Here’s the thing.  If all these funerals have shown us nothing else, they’ve made clear that every life matters – including yours.  Your existence points to realities way beyond the mornings when you’ve measured out your life with coffee spoons.2  Every day, as you give the best you have to offer in the moment, God uses your own life to make divine love real and change the world.
So, now you might expect a grand call to action: Go out and save the planet, or reform our politics, or end poverty, or stop gun violence.  Now, if you can see a way to do any of those things, by all means, go get busy.  But for the rest of us, here’s both a lesser and a greater call.  In this new year, amid your resolutions to exercise and eat better, resolve this:  Read the Bible.  Say your prayers.  Come to worship.  Forming your heart for good is really no harder than that.  We’ve even got a great way to start – taking part in the Good Book Club, a chance to read the Gospel of John as a congregation over the next couple of months.  But the point isn’t checking a box on your list of resolutions.  The point is forming your heart to make your life a blessing to the people you touch.  So, I’ll say it again, because it’s simple enough to remember:  Read the Bible.  Say your prayers.  Come to worship.

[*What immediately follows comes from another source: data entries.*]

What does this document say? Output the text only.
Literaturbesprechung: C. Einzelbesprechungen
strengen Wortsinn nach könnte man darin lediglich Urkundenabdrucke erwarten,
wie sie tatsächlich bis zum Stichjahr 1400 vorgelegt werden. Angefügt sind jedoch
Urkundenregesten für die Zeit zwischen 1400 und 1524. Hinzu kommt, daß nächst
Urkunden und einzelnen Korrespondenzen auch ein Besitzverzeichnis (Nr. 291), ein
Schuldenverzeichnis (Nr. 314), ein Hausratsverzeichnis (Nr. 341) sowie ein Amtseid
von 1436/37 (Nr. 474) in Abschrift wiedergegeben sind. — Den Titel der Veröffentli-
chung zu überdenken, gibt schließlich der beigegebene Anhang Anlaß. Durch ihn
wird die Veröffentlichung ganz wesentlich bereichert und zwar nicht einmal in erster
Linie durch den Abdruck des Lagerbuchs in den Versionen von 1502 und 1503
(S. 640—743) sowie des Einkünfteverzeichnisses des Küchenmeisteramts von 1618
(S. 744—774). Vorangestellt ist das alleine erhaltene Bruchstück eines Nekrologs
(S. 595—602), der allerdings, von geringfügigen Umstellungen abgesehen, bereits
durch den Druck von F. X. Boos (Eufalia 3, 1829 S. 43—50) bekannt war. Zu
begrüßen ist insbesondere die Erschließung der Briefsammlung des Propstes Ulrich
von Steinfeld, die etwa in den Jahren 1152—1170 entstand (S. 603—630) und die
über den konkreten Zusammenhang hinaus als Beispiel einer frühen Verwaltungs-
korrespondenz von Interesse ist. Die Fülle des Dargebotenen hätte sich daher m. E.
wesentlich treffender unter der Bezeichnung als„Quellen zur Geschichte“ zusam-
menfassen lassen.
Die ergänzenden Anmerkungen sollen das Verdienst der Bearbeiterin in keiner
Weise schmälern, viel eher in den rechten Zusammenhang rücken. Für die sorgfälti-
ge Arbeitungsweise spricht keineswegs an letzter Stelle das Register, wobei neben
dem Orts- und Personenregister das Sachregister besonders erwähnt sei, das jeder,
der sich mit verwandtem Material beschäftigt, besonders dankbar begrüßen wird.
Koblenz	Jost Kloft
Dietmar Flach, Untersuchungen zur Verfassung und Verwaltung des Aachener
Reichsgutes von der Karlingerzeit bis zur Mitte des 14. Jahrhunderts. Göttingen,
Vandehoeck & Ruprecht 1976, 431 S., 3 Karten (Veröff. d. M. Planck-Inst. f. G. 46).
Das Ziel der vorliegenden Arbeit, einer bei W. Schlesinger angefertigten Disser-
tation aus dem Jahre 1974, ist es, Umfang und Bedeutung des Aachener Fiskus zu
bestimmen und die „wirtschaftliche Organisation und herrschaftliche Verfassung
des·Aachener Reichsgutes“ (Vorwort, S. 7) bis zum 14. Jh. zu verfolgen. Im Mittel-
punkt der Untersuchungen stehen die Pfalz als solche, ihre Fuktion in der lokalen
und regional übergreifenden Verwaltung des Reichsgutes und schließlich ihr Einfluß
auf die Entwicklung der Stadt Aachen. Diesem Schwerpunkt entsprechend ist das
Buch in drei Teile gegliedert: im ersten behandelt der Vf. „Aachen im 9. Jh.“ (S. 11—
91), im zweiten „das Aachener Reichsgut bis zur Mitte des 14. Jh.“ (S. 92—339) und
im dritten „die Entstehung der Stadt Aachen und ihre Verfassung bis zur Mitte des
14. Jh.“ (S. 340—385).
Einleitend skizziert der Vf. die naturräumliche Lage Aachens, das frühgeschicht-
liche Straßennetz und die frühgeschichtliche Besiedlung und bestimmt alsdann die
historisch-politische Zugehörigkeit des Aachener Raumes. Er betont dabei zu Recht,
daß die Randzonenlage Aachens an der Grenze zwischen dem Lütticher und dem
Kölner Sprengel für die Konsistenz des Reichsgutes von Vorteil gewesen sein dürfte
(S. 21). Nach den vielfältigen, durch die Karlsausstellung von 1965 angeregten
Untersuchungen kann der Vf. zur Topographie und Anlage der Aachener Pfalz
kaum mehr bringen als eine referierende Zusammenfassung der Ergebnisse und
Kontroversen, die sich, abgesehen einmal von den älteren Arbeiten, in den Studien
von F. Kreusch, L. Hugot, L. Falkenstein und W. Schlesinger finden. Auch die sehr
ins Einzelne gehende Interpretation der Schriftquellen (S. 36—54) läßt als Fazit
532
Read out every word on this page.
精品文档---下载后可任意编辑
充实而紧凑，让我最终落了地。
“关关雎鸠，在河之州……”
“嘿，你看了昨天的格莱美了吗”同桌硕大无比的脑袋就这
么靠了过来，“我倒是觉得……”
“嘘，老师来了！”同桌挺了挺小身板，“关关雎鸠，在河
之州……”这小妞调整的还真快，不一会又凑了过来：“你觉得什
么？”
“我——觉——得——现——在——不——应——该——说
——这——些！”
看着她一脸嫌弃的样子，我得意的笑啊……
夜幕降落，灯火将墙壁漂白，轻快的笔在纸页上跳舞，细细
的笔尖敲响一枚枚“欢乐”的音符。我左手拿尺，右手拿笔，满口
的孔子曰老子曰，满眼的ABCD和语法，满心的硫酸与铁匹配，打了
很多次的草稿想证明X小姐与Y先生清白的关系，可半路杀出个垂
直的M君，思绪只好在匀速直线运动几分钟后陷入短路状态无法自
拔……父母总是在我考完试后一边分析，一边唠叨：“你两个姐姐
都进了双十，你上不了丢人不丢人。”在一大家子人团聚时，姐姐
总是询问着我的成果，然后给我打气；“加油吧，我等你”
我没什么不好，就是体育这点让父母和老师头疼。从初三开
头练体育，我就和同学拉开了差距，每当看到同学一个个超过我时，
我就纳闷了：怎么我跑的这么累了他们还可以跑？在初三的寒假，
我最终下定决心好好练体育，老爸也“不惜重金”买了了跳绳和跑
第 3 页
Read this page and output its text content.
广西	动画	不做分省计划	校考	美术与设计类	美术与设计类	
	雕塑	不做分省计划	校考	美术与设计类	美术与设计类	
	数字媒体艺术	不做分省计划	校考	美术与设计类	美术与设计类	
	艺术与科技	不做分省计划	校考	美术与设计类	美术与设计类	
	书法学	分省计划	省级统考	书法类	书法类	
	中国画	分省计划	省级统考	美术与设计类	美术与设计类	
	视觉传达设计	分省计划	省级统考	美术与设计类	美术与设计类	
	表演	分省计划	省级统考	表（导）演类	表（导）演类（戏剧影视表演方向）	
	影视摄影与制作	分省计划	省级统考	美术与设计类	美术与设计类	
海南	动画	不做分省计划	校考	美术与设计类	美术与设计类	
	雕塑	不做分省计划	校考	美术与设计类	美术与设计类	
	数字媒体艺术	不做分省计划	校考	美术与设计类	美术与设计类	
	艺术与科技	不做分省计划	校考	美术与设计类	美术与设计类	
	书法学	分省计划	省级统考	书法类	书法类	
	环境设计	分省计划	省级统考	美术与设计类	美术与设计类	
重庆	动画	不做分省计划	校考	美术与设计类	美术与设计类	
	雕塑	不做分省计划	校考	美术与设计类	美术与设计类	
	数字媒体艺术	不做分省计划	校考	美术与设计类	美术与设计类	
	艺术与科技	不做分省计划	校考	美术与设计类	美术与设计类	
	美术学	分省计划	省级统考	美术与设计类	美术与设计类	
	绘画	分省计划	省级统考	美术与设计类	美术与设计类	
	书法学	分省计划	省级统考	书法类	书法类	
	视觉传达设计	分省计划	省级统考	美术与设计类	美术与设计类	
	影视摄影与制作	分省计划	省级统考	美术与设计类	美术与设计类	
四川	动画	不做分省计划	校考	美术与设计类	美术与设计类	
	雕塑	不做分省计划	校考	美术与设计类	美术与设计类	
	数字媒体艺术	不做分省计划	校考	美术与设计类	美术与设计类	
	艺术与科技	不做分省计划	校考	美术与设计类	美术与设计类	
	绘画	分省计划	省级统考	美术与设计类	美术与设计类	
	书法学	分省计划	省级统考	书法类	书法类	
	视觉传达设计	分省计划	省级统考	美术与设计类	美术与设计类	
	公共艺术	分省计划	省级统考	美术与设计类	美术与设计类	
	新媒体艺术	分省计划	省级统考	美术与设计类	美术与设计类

Maybe that seems like a cop-out in a world of problems, but I don’t think so.  In fact, I think it’s God’s solution to a world of problems.  God came into this world as one person.  God touched the hearts of individual magi and fishermen, merchants and tax collectors, asking each one of them to live differently, to love more, and to share what they found with others.  Your life matters just as much as theirs because God uses us – uses you – to put flesh and bones on love.  And your capacity to love grows with every choice you make, every action you take, to form your heart more and more like Jesus’ heart. 
So, in this new year, make the time to read the Bible, say your prayers, and come to worship.  Follow the star – and just see what happens next.

1.      Hopkins, John Henry Jr.  “We three kings of Orient are.”  The Hymnal 1982, 128.